Code that reads such values should be written with **forward compatibility** in mind: handle all known values, but also include a fallback for any other values that can appear in the future. Options for doing this in Python include parsing as `str`, as `EnumType | str` or as `EnumType` with a `_missing_` method defined.

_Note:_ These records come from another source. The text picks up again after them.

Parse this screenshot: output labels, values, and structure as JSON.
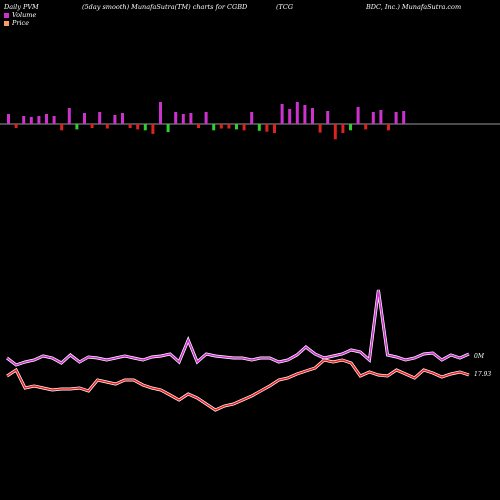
{
  "header": {
    "left": "Daily PVM",
    "mid": "(5day smooth) MunafaSutra(TM) charts for CGBD",
    "right1": "(TCG",
    "right2": "BDC, Inc.) MunafaSutra.com"
  },
  "legend": [
    {
      "label": "Volume",
      "color": "#cc33cc"
    },
    {
      "label": "Price",
      "color": "#ff9966"
    }
  ],
  "chart_data": {
    "type": "line",
    "bars": {
      "values": [
        10,
        6,
        8,
        7,
        8,
        10,
        8,
        14,
        16,
        12,
        11,
        9,
        12,
        10,
        9,
        11,
        9,
        12,
        14,
        22,
        22,
        18,
        12,
        10,
        11,
        9,
        12,
        14,
        10,
        10,
        12,
        14,
        12,
        15,
        17,
        20,
        20,
        15,
        22,
        19,
        16,
        19,
        13,
        34,
        20,
        14,
        17,
        12,
        12,
        14,
        14,
        12,
        13
      ],
      "signs": [
        1,
        -1,
        1,
        1,
        1,
        1,
        1,
        -1,
        1,
        -1,
        1,
        -1,
        1,
        -1,
        1,
        1,
        -1,
        -1,
        -1,
        -1,
        1,
        -1,
        1,
        1,
        1,
        -1,
        1,
        -1,
        -1,
        -1,
        -1,
        -1,
        1,
        -1,
        -1,
        -1,
        1,
        1,
        1,
        1,
        1,
        -1,
        1,
        -1,
        -1,
        -1,
        1,
        -1,
        1,
        1,
        -1,
        1,
        1
      ],
      "colors": {
        "up": "#cc33cc",
        "down_price": "#dd2222",
        "down_vol": "#33cc33"
      }
    },
    "volume_line": [
      358,
      365,
      362,
      360,
      356,
      358,
      363,
      355,
      362,
      357,
      358,
      360,
      358,
      356,
      358,
      360,
      357,
      356,
      354,
      362,
      340,
      362,
      354,
      356,
      357,
      358,
      358,
      360,
      358,
      358,
      362,
      360,
      355,
      347,
      354,
      358,
      356,
      354,
      350,
      352,
      360,
      290,
      355,
      357,
      360,
      358,
      354,
      353,
      360,
      355,
      358,
      354
    ],
    "price_line": [
      376,
      370,
      388,
      386,
      388,
      390,
      389,
      389,
      388,
      391,
      380,
      382,
      384,
      380,
      380,
      385,
      388,
      390,
      395,
      400,
      394,
      398,
      404,
      410,
      406,
      404,
      400,
      396,
      391,
      386,
      380,
      378,
      374,
      371,
      368,
      360,
      362,
      360,
      363,
      376,
      372,
      375,
      376,
      370,
      374,
      378,
      370,
      373,
      377,
      374,
      372,
      375
    ],
    "labels": {
      "volume_now": "0M",
      "price_now": "17.93"
    }
  }
}
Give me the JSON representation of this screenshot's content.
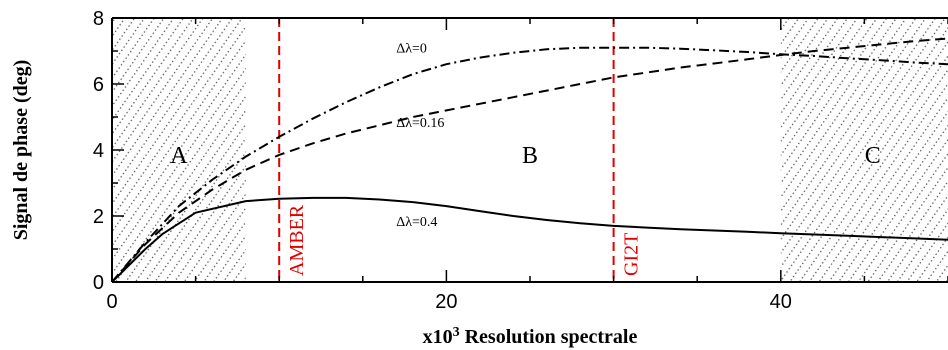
{
  "chart_data": {
    "type": "line",
    "xlabel": "x10",
    "xlabel_sup": "3",
    "xlabel_rest": " Resolution spectrale",
    "ylabel": "Signal de phase (deg)",
    "xlim": [
      0,
      50
    ],
    "ylim": [
      0,
      8
    ],
    "xticks": [
      0,
      20,
      40
    ],
    "yticks": [
      0,
      2,
      4,
      6,
      8
    ],
    "grid": false,
    "series": [
      {
        "name": "Δλ=0",
        "style": "dash-dot",
        "x": [
          0,
          2,
          4,
          6,
          8,
          10,
          12,
          14,
          16,
          18,
          20,
          22,
          24,
          26,
          28,
          30,
          32,
          34,
          36,
          38,
          40,
          42,
          44,
          46,
          48,
          50
        ],
        "y": [
          0,
          1.2,
          2.3,
          3.1,
          3.8,
          4.4,
          4.95,
          5.45,
          5.9,
          6.3,
          6.6,
          6.8,
          6.95,
          7.05,
          7.1,
          7.1,
          7.1,
          7.07,
          7.02,
          6.97,
          6.9,
          6.85,
          6.78,
          6.72,
          6.65,
          6.6
        ]
      },
      {
        "name": "Δλ=0.16",
        "style": "dashed",
        "x": [
          0,
          2,
          4,
          6,
          8,
          10,
          12,
          14,
          16,
          18,
          20,
          22,
          24,
          26,
          28,
          30,
          32,
          34,
          36,
          38,
          40,
          42,
          44,
          46,
          48,
          50
        ],
        "y": [
          0,
          1.15,
          2.1,
          2.8,
          3.4,
          3.85,
          4.2,
          4.5,
          4.75,
          5.0,
          5.2,
          5.4,
          5.6,
          5.8,
          6.0,
          6.2,
          6.35,
          6.5,
          6.62,
          6.75,
          6.88,
          7.0,
          7.1,
          7.2,
          7.3,
          7.38
        ]
      },
      {
        "name": "Δλ=0.4",
        "style": "solid",
        "x": [
          0,
          2,
          3,
          5,
          8,
          10,
          12,
          14,
          16,
          18,
          20,
          22,
          24,
          26,
          28,
          30,
          32,
          34,
          36,
          38,
          40,
          42,
          44,
          46,
          48,
          50
        ],
        "y": [
          0,
          1.0,
          1.45,
          2.1,
          2.45,
          2.52,
          2.55,
          2.55,
          2.5,
          2.42,
          2.3,
          2.15,
          2.0,
          1.88,
          1.78,
          1.7,
          1.65,
          1.6,
          1.56,
          1.52,
          1.48,
          1.44,
          1.4,
          1.36,
          1.32,
          1.28
        ]
      }
    ],
    "annotations": [
      {
        "text": "Δλ=0",
        "x": 17,
        "y": 6.95
      },
      {
        "text": "Δλ=0.16",
        "x": 17,
        "y": 4.7
      },
      {
        "text": "Δλ=0.4",
        "x": 17,
        "y": 1.7
      }
    ],
    "vlines": [
      {
        "label": "AMBER",
        "x": 10,
        "color": "#e00000"
      },
      {
        "label": "GI2T",
        "x": 30,
        "color": "#e00000"
      }
    ],
    "regions": [
      {
        "label": "A",
        "x_from": 0,
        "x_to": 8,
        "hatched": true,
        "label_x": 4,
        "label_y": 3.6
      },
      {
        "label": "B",
        "x_from": 10,
        "x_to": 40,
        "hatched": false,
        "label_x": 25,
        "label_y": 3.6
      },
      {
        "label": "C",
        "x_from": 40,
        "x_to": 50,
        "hatched": true,
        "label_x": 45.5,
        "label_y": 3.6
      }
    ]
  }
}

This library attempts to provide a pattern for handling such values in a **type-safe manner that plays well with existing linters**.

## Usage

### Parsing possibly-unknown values

Define an `OpenEnum` subclass with one member value of `None` that will be used as fallback:

```python
from open_enum import OpenEnum


class Status(OpenEnum):
    NEW = "new"
    IN_PROGRESS = "in_progress"
    DONE = "done"

    UNKNOWN = None
```

Normal values work intuitively:

```python
new = Status.NEW
done = Status.DONE
assert Status("new") == new
assert Status("new") != done
```

But unlike normal enum, you can also instantiate the type with unknown values:

```python
blocked = Status("blocked")
cancelled = Status("cancelled")
assert isinstance(blocked, Status)
```

These compare as different to each other:

```python
assert blocked != new
assert blocked != cancelled
```

but still compare as equal if the underlying value matches:

```python
assert blocked == Status("blocked")
```

### Checking for unknown values using the `UNKNOWN` marker

The `UNKNOWN` value defined on the enum type is a special **marker object**, not an actual enum member:

```python
assert not isinstance(Status.UNKNOWN, Status)
```

> [!NOTE]  
> You'll never get `Status.UNKNOWN` from parsing; it's meant to be used explicitly.

The unknown marker compares as equal to unknown values, but not to known values:

```python
assert Status.UNKNOWN == Status("blocked")
assert Status.UNKNOWN == Status("cancelled")

assert Status.UNKNOWN != Status("new")
assert Status.UNKNOWN != Status("in_progress")
```

### Pattern matching

All this allows you to do **exhaustive pattern matching** that your linter will validate for you:

```python

class Response:
    status: Status
    ...


match response.status:
    case Status.NEW:
        print("new!")
    case Status.IN_PROGRESS:
        print("in progress...")
    case Status.DONE:
        print("nothing more to do")
    case Status.UNKNOWN:
        print("oh, encountered a status we don't know!")
    case _:
        assert_never(response.status)
```

Now if you go back to `class Status` and add enum members for `"blocked"` or `"cancelled"`, your type checker will ask you to add corresponding `case` arms in this `match` statement.

> [!TIP]
> The main advantage of this pattern over just using `case _` as fallback is that is that it **communicates the intention that every known value should have a `case` branch**. Thanks to `assert_never`, a type checker can actually check and enforce this!

Importantly, as long as you include `assert_never`, the type checker should nudge you to include a case for `Status.UNKNOWN`:

```python
match response.status:
    case Status.NEW:
        print("new!")
    case Status.IN_PROGRESS:
        print("in progress...")
    case Status.DONE:
        print("nothing more to do")
    case _:
        assert_never(response.status)  # error: Type "Literal[Status.UNKNOWN]" is not assignable to type "Never"
```

This way as long as you remember about `assert_never()`, you'll have a helpful reminder to add handling of additional unknown values that can be added in the future, even if you already handled all values that are _currently_ documented.